UBC Graduate Research

A Rapid Evidence Assessment on the Effectiveness of Intravenous Mega-Dose Multivitamins on Fibromyalgia, Chronic Fatigue, Cancer, and Asthma Bilg, Ruby


Purpose The focus of this Scholarly Practice Advancement Research project was to examine the evidence regarding the use of intravenous mega-dose vitamins for the specific conditions of interest for this project; fibromyalgia, chronic fatigue, cancer and asthma. These conditions were chosen because they are most frequently advertised by CAM providers as conditions wherein mega-doses of intravenous vitamins could be beneficial. Proponents have also made claims of research supporting intravenous mega-dose vitamin therapy, the Myers’ Cocktail and mega-doses of vitamin C and magnesium.

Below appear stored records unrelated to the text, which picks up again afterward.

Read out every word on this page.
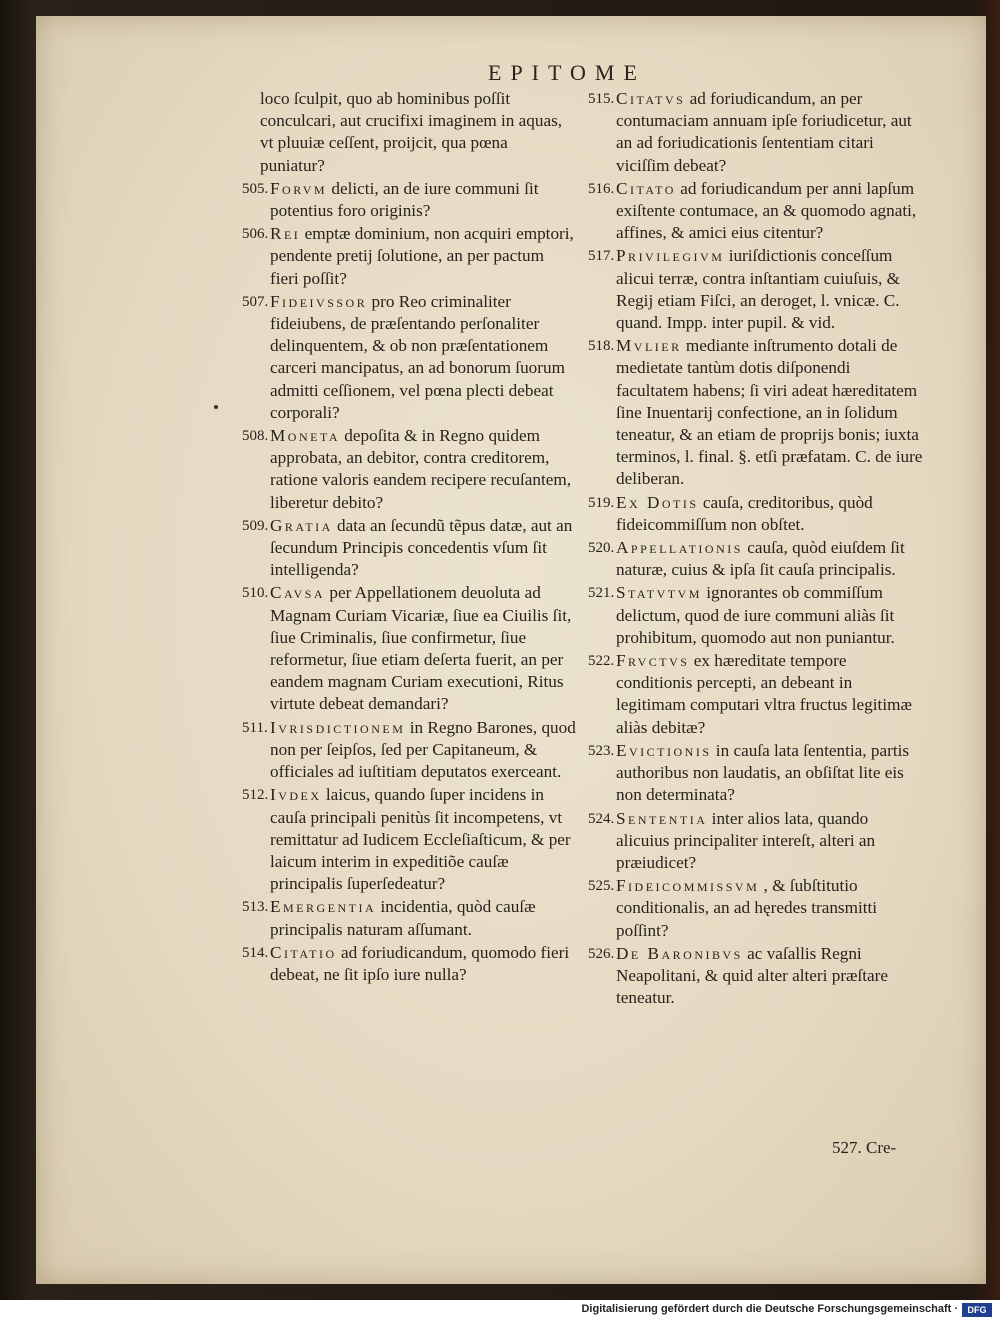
EPITOME
loco ſculpit, quo ab hominibus poſſit conculcari, aut crucifixi imaginem in aquas, vt pluuiæ ceſſent, proijcit, qua pœna puniatur?
505. Forvm delicti, an de iure communi ſit potentius foro originis?
506. Rei emptæ dominium, non acquiri emptori, pendente pretij ſolutione, an per pactum fieri poſſit?
507. Fideivssor pro Reo criminaliter fideiubens, de præſentando perſonaliter delinquentem, & ob non præſentationem carceri mancipatus, an ad bonorum ſuorum admitti ceſſionem, vel pœna plecti debeat corporali?
508. Moneta depoſita & in Regno quidem approbata, an debitor, contra creditorem, ratione valoris eandem recipere recuſantem, liberetur debito?
509. Gratia data an ſecundũ tẽpus datæ, aut an ſecundum Principis concedentis vſum ſit intelligenda?
510. Cavsa per Appellationem deuoluta ad Magnam Curiam Vicariæ, ſiue ea Ciuilis ſit, ſiue Criminalis, ſiue confirmetur, ſiue reformetur, ſiue etiam deſerta fuerit, an per eandem magnam Curiam executioni, Ritus virtute debeat demandari?
511. Ivrisdictionem in Regno Barones, quod non per ſeipſos, ſed per Capitaneum, & officiales ad iuſtitiam deputatos exerceant.
512. Ivdex laicus, quando ſuper incidens in cauſa principali penitùs ſit incompetens, vt remittatur ad Iudicem Eccleſiaſticum, & per laicum interim in expeditiõe cauſæ principalis ſuperſedeatur?
513. Emergentia incidentia, quòd cauſæ principalis naturam aſſumant.
514. Citatio ad foriudicandum, quomodo fieri debeat, ne ſit ipſo iure nulla?
515. Citatvs ad foriudicandum, an per contumaciam annuam ipſe foriudicetur, aut an ad foriudicationis ſententiam citari viciſſim debeat?
516. Citato ad foriudicandum per anni lapſum exiſtente contumace, an & quomodo agnati, affines, & amici eius citentur?
517. Privilegivm iuriſdictionis conceſſum alicui terræ, contra inſtantiam cuiuſuis, & Regij etiam Fiſci, an deroget, l. vnicæ. C. quand. Impp. inter pupil. & vid.
518. Mvlier mediante inſtrumento dotali de medietate tantùm dotis diſponendi facultatem habens; ſi viri adeat hæreditatem ſine Inuentarij confectione, an in ſolidum teneatur, & an etiam de proprijs bonis; iuxta terminos, l. final. §. etſi præfatam. C. de iure deliberan.
519. Ex Dotis cauſa, creditoribus, quòd fideicommiſſum non obſtet.
520. Appellationis cauſa, quòd eiuſdem ſit naturæ, cuius & ipſa ſit cauſa principalis.
521. Statvtvm ignorantes ob commiſſum delictum, quod de iure communi aliàs ſit prohibitum, quomodo aut non puniantur.
522. Frvctvs ex hæreditate tempore conditionis percepti, an debeant in legitimam computari vltra fructus legitimæ aliàs debitæ?
523. Evictionis in cauſa lata ſententia, partis authoribus non laudatis, an obſiſtat lite eis non determinata?
524. Sententia inter alios lata, quando alicuius principaliter intereſt, alteri an præiudicet?
525. Fideicommissvm , & ſubſtitutio conditionalis, an ad hęredes transmitti poſſint?
526. De Baronibvs ac vaſallis Regni Neapolitani, & quid alter alteri præſtare teneatur.
527. Cre-
Digitalisierung gefördert durch die Deutsche Forschungsgemeinschaft ·	DFG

Aims The aims of this project was to (a) conduct a Rapid Evidence Assessment (REA) to identify whether there is quality scientific evidence to support the use of intravenous mega dose m therapy as an effective therapeutic intervention for individuals with fibromyalgia, chronic fatigue, cancer, and asthma; (b) to evaluate the quality of published research available on the use of IVMM therapy for individuals with fibromyalgia, cancer, asthma and chronic fatigue. Methods A Rapid Evidence Assessment was utilized to explore the quality of scientific evidence available in supporting the use of intravenous mega-dose multivitamin therapy. The databases CINAHL, PubMed Central, Medline, Google Scholar and ClinicalTrials.gov were utilized in gathering studies for this project. Eleven articles were selected for this paper which identified the use of the Myers’ Cocktail, mega-doses of intravenous vitamin C, or mega-doses of magnesium. Results Adverse events were minimal within all studies evaluated, however no patient experienced an objective tumor response, no complete or lasting effect on pain or fatigue and for asthma, conventional therapy was required along with intravenous therapy. Some patient’s symptoms also worsened before they became better, and the effect of the interventions were strongest in subjects with lower baseline levels of the vitamins or in conjunction with conventional treatments. Conclusion Intravenous mega-doses of multivitamins, vitamin C and magnesium are well tolerated with minimal side effects, however available research fails to provide enough evidence to support the continued use of this complementary therapy. The use of intravenous therapy in conjunction with conventional therapies may have some benefit, however further clinical trials are required.